1. Rod – thanks for this post, and welcome back! I look forward to your upcoming posts.

    A tiny niggle – the neutron generator is a “neuTristor”, not a “neuristor”. The term “neuristor” is used by the computer and electronics community for devices that act like neurons; the hope is to build high speed neural networks that emulate neural ganglia and brains. I was momentarily quite confused, but the story you linked to cleared that up.

  2. That technology for generating neutrons is new to me, though I have been aware for a long time of the alpha emmitter plus berylium neutrons generators that have been around since the 1930s.

    One interesting application of those is well logging in the oil industry where they look for the interactions of the neutrons with the rocks surrounding a borehole to determine what kind of rock is at what depth. As a geophysicist I had known about this, but only when I heard this podcast, http://www.scienceforthepeople.ca/episodes/bruno-pontecorvo , did I learn that the Bruno Pontecorvo had pioneered the technique in the late 1930s & early 1940s before being recruited for the atomic bomb project.

    A side note of personal interest as that I should be 3 degrees of separation from him, since Pontecorvo worked at the Chalk River labs in the 1940s & my father worked there in the 1950s, so they would have both known people who worked there in both periods.

  3. @JohnGalt
    Perhaps, but I’m not qualified to teach any of them. Since I’m quite ancient, I’m not eligible to be a student either.

  4. The second topic, “Energy, Conservation, and Green Technology,” was already covered in the TIP summer program. Please see “Through the Wormhole: The Past, Present, and Future of Science Fiction.”

    1. Now, now – there’s certainly real science about those topics. Better insulation materials and building construction techniques, LED and LCD lightbulbs, nuclear energy including current generation designs and next-gen designs. Better battery technology for electric cars being developed based on new nano-materials such as graphene, cabon nanotubes, etc.

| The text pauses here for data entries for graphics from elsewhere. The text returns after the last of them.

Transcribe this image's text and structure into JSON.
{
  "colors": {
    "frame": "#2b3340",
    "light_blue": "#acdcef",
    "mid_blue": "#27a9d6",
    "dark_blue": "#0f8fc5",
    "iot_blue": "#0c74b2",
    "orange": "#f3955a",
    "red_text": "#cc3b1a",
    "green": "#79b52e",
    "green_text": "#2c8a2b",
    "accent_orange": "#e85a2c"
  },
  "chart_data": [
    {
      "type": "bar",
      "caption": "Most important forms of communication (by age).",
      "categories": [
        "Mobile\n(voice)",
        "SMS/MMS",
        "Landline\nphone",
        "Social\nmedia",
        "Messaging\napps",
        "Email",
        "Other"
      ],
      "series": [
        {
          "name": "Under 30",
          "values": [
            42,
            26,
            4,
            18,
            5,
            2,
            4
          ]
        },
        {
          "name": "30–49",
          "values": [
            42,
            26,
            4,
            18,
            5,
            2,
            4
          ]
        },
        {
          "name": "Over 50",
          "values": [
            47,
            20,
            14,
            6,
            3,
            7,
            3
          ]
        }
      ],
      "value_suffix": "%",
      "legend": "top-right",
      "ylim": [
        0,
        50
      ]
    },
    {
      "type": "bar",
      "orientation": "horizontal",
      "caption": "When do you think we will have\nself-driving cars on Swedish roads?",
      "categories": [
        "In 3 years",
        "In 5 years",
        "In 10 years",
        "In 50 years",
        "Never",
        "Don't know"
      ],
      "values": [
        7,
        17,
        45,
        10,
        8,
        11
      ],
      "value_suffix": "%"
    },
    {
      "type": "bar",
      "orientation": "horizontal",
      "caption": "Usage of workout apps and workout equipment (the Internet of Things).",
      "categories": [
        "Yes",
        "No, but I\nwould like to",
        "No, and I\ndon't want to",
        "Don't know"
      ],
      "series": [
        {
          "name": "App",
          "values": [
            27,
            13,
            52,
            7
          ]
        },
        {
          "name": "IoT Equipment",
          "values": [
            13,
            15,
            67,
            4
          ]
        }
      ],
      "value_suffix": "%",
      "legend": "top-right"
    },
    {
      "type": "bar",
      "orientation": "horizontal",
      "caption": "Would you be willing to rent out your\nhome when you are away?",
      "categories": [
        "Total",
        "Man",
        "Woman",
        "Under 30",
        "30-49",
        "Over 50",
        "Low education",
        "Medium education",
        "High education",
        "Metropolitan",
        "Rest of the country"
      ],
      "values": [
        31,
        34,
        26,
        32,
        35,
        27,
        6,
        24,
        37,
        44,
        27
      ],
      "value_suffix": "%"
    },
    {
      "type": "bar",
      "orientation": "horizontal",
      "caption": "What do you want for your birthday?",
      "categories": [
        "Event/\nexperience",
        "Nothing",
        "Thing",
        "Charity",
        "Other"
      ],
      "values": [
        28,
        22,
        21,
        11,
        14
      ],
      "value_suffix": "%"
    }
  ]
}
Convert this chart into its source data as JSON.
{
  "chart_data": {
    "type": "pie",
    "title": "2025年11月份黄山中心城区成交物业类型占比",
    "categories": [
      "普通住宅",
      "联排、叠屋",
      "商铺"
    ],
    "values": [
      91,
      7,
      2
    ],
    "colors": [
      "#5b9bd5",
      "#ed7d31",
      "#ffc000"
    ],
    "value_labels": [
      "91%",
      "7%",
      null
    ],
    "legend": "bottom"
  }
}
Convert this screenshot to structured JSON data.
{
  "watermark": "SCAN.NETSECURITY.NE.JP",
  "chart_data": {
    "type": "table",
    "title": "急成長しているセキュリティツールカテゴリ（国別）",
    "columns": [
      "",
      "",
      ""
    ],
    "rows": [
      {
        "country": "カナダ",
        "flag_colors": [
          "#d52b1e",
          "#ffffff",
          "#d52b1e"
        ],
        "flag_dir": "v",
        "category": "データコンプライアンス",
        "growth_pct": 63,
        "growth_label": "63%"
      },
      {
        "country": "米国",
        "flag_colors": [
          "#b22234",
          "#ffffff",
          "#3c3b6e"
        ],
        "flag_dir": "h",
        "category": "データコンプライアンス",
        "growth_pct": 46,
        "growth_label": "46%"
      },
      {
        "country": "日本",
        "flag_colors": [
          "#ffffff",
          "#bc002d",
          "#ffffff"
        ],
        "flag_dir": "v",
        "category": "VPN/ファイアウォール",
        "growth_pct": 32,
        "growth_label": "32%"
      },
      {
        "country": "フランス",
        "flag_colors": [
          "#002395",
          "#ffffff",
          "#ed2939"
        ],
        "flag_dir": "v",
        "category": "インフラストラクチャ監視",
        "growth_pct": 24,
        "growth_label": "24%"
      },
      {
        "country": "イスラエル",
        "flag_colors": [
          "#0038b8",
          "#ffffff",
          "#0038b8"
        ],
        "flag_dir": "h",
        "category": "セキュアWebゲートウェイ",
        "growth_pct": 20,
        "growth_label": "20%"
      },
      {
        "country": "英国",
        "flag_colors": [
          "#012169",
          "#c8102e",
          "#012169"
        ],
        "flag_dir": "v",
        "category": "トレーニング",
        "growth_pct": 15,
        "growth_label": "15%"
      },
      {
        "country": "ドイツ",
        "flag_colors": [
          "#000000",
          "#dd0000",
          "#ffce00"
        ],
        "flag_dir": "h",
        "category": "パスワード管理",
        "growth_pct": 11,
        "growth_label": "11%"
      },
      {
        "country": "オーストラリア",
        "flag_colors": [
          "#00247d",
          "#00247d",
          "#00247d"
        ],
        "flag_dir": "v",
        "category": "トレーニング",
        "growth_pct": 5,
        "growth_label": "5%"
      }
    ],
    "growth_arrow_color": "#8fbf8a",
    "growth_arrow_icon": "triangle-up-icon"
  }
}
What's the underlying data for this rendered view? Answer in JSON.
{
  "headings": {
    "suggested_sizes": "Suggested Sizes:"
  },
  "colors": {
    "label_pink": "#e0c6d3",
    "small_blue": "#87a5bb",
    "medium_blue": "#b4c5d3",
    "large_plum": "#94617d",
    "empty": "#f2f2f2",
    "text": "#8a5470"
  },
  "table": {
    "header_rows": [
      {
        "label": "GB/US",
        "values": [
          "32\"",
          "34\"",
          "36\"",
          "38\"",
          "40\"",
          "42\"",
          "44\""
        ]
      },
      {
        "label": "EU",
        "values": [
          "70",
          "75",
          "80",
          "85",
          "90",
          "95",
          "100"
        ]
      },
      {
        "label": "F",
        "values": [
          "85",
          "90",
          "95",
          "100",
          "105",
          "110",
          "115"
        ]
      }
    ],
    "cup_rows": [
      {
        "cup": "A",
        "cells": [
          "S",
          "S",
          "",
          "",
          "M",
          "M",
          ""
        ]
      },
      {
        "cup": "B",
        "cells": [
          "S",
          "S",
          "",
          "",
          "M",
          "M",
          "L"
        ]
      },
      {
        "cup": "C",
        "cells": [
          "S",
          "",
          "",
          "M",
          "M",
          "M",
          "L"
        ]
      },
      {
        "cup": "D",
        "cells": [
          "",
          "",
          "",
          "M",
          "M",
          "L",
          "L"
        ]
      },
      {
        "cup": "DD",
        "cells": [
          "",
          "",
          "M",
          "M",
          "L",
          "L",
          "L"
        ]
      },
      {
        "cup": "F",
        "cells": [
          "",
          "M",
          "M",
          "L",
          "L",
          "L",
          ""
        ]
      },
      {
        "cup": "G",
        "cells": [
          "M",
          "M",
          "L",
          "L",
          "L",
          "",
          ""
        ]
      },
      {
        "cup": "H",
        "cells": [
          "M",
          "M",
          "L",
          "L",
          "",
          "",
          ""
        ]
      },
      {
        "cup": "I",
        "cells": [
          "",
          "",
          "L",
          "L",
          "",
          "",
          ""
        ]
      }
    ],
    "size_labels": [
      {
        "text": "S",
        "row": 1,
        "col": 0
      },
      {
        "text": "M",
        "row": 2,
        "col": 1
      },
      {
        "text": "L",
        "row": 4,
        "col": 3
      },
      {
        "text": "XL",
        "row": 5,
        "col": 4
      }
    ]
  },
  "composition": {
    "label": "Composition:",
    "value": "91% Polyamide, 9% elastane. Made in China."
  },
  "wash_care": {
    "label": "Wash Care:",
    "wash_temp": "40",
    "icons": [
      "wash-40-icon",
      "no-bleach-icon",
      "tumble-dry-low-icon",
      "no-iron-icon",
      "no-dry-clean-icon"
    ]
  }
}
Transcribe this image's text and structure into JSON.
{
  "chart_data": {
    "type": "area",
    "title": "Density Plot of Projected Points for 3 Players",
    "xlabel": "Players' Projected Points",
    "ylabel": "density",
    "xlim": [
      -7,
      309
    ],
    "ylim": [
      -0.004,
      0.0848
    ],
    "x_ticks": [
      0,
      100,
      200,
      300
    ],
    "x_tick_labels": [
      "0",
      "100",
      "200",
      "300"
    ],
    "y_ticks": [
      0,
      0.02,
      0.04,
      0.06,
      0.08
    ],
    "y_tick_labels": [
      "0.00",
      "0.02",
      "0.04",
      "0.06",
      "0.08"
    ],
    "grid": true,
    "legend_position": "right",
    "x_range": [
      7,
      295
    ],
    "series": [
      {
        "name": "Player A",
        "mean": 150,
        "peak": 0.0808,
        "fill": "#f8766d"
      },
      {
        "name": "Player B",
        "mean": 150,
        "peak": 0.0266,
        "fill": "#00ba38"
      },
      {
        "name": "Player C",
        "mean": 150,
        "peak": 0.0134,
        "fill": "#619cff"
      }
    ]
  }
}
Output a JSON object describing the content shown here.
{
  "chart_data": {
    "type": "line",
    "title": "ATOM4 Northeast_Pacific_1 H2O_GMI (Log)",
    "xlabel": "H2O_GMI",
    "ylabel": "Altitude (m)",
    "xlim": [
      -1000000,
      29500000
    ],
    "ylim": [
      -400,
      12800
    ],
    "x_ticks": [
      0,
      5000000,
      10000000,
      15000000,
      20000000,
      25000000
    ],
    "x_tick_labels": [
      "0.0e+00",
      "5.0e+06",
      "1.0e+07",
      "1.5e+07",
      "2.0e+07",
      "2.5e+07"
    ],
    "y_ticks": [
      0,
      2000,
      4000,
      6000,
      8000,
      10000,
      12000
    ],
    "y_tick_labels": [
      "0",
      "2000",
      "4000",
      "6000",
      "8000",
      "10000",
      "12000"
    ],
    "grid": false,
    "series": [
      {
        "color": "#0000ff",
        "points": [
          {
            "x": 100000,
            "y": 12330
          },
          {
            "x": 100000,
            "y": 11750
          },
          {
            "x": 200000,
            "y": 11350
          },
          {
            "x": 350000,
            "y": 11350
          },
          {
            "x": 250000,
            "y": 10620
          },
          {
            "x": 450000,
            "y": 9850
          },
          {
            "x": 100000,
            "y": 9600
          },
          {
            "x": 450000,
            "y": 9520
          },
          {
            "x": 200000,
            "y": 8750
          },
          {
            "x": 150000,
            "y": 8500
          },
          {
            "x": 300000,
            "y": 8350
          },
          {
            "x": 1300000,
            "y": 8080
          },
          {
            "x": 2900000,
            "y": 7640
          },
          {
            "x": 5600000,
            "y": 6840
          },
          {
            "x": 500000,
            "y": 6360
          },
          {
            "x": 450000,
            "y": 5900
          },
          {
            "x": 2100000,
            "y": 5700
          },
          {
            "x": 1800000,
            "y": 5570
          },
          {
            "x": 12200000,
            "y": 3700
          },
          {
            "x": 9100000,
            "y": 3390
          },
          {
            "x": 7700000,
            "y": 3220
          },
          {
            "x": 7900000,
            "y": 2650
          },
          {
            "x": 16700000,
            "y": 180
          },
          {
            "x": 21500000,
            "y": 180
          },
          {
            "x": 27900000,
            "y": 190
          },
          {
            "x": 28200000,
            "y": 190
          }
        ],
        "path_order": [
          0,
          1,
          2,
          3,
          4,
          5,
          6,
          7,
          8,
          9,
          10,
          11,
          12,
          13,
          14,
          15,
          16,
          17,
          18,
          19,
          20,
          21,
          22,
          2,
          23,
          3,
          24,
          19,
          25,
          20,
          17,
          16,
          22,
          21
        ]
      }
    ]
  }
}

  5. The neutristor even looks a bit like the pictures of the early bipolar transistors developed around 1947. Maybe the old science fiction movies with the neutron ray guns are not too far off. Perhaps nuclear reactors will be controlled like electrical amplifiers in the future rather than the crude motion of control rods.

    This may a be a good product from a government sponsored lab.

    Thanks for sharing this information. Those kids could not have had a better instructor.

  6. “teaching 17 really smart young people for six hours per day, 5 days a week plus 3 more hours on Saturday”

    I’m super impressed. That’s a lot of effort!